Survey Quota Controls

Quota Controls (or quota management as it is sometimes called) in online surveys allow the survey programmer to control the number of respondents who complete the survey by specified demographics and other criteria.
Control Gender to be Nationally Representative
A common example of quota controls in online surveys is limiting the number of interviews to be completed by gender. In a nationally representative survey of the UK, we would expect to receive approximately 48% Males and 52% Female (this is the proportion of of each gender in the national population). So in a survey of 100 people, if the sample fell out naturally we would expect to get 48 Men and 52 Women in the sample of 100 completes. Often panel samples are adjusted automatically to get the correct level of distribution. Online Panel Access ensures that the correct distribution of samples are invited to a survey, assuming a sample of 200 or more but the actual completes may not be exactly representative of the population. To ensure we definitely receive the exact number of completes by gender, we should set quota controls.
Control Gender Disproportionately
In other cases, we may want to adjust gender quota controls to be disproportionately higher for a particular gender. For example, a producer of salad leaves may want to survey potential customers. It knows that a higher proportion of women make the purchasing decision in weekly supermarket shopping and it is particularly interested in the views of Waitrose shoppers, because they are more likely to pay for premium salad products. The quota for women coud be set to 70% for example, and we could also control the number of Waitrose shoppers at say 20% (compared with its overall market share of perhaps 5%) by setting a quota from a question on the respondent's preferred supermarket for the weekly shop. We could also target Waitrose shoppers in a sample selection from the online research panel we are using.
Independent Quotas
Many online surveys of nationally representative populations use Independent Quota Controls. Each quota is controlled independently e.g. setting a control of 100 completes in 18-34 age bracket ensures a maximum of 100 completes in this age group. However, it does not ensure that the split between gender within the age group is correct. In all likelihood the gender split within the age group will be close to the natonal distribution (assuming the panel provider has responsive and representative panel membership), but it is not likely to be exact. If we have a series of independent quotas on age, gender and region, each quota individually can be set to be representative of the quota criteria individually.
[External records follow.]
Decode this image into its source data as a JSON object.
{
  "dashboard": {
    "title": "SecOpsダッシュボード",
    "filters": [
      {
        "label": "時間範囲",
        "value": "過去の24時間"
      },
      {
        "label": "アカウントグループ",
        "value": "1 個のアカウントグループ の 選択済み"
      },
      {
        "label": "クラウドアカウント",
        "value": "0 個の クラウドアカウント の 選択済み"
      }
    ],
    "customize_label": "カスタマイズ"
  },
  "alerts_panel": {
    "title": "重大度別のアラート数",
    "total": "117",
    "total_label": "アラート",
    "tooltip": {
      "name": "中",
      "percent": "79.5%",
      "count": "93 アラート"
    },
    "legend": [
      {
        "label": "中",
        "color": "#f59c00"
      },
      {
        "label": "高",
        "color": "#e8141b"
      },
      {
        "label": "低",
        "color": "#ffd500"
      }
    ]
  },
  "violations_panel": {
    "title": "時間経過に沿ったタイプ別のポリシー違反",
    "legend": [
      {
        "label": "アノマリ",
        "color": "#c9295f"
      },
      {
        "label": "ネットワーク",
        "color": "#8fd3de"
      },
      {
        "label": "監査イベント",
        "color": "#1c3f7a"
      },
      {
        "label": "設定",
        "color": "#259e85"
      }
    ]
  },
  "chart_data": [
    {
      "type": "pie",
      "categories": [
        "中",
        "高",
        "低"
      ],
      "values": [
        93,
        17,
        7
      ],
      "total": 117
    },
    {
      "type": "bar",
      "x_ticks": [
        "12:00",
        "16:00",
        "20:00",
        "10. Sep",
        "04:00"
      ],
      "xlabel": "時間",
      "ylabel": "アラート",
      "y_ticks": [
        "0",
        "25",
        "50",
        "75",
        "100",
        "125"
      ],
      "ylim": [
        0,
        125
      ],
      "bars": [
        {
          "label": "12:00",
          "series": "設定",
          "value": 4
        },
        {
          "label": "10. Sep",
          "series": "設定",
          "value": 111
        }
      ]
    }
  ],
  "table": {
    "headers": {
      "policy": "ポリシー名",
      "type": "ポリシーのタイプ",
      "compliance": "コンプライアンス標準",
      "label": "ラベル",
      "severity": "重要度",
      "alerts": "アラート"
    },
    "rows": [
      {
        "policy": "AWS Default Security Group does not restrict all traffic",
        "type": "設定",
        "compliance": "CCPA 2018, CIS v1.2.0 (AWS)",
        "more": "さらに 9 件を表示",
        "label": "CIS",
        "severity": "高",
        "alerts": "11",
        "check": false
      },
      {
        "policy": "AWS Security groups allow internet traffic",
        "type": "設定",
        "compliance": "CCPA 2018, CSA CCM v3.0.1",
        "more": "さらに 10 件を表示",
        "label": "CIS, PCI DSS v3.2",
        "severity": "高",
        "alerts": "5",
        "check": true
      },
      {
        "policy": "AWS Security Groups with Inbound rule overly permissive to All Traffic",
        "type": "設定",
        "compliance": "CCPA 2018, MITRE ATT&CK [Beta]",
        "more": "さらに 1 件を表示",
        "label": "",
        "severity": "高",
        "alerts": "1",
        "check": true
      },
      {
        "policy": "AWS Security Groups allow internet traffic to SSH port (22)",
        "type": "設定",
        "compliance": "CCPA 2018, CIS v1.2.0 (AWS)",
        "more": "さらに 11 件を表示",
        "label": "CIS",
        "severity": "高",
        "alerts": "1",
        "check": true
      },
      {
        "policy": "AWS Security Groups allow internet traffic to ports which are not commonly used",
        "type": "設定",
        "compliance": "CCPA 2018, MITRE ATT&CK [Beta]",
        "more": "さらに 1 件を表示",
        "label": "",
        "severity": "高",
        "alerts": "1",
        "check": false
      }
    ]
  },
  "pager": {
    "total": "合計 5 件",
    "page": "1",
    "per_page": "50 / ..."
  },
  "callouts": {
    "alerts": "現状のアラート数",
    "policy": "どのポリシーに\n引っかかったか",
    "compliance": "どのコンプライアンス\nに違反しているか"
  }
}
The main advantages of independent quotas is that they are simple to set up, and more importantly, quicker, cheaper and faster to fill when respondents answer the survey. The disadvantage is that it is likely that the sample will not be representative of criteria within the quotas (e.g. representative of age and region within gender).
Interlocking Quotas
The key difference with an interlocking quota is that it enables full control over the sample by more than one quota control simultaneously. For example, age and gender together. That means controlling the sample of 25-49 year olds, for example, by gender as well as age so that the proportion of men and women within this age demographic reflect the true proportion of men and women by age group in the population.

The main advantage of interlocking quotas is that it is the only way to guarantee sample properly reflects the real population distribution. But there are important disadvantages, which are the opposite of Independent Quotas. They take longer to calculate and to program (all quota set ups require manual set up) and more significantly, will increase the fieldwork times (and possibly the cost) to fulfill the required sample responses.
What type of Quota Control is best?
Technically, Interlocking Quotas deliver the most representative samples. But from a practical sense, Independent Quotas are easier to use and more cost effective. First, it takes less time to calculate and set up Independent Quotas. Second, the time to fill Independent Quotas is much shorter than Interlocking Quotas. Although panel sample in developed digital economies, like the UK, are large and representative, there are still limitations. Setting Independent Quotas for age, gender and region, will always be easier to fill than Interlocking Quotas, especially when you consider some UK regions and countries have much smaller panels (e.g. Wales, Northern Ireland and Scotland). Our recommendation is that in many instances, Independent Quotas are simpler and fit for purpose for many, if not most surveys.